Mrs May said that it was vital to limit immigration so that British people would stand a better chance of getting a job.

She said that the government was acting to limit the 'pull factors' that might attract EU migrants to the UK. She said 'we are changing benefits rules so they are as tough as they can be' but she said 'in all honesty, whatever the government does in terms of reducing the pull factors,…as long as there is such an enormous disparity between EU member states in terms of income per head, there will be an overwhelming incentive for people to move from poorer member states to richer member states'.
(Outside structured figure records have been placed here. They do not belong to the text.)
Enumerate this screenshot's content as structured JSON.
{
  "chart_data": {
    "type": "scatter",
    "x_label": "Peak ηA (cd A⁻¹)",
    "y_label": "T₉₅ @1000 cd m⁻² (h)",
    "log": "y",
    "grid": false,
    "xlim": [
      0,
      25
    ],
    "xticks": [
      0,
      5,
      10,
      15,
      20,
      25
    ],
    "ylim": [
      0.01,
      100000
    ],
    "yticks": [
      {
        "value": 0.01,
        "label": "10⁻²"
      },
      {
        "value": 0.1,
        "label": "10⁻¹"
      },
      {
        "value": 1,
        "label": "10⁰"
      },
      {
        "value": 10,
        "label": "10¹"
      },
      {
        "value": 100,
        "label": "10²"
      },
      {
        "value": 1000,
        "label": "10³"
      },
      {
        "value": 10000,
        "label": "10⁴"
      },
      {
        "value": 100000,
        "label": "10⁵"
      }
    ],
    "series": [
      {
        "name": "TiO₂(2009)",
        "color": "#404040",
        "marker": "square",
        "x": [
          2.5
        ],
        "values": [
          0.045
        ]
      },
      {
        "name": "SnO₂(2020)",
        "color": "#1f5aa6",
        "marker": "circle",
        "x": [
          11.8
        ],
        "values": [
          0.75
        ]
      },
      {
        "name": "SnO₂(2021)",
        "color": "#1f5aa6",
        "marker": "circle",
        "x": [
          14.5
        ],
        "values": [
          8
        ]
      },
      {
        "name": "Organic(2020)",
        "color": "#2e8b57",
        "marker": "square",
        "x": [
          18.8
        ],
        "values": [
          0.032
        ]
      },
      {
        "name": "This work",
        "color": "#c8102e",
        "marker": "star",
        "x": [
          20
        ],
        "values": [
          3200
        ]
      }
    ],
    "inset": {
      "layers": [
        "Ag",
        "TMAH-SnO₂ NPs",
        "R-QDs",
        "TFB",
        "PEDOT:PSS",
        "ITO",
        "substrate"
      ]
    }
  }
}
She added 'that not only puts pressure on communities in countries like Britain, it robs poorer EU member states of their most talented people'. Mrs May concludes 'in future, we must put in place new arrangements to slow full access to each other's labour markets until we can be sure it will not lead to mass migration'.

EU reform is vital

Mrs May said that the UK government must 'seize the opportunity presented to us by the Prime Minister's (David Cameron) plan to reform the EU – and address the problems caused by free movement'. 'Why individual member states should not be allowed to impose a cap on numbers' she asked.

The UK's Prime Minister David Cameron travelled to Lithuania for a European leaders' summit on 27th November. While there, he attempted to persuade other EU leaders of the need to reform the EU's rules on free movement to prevent so many people from moving from poorer countries, mainly from the former Eastern Bloc Countries to the richer countries in the west.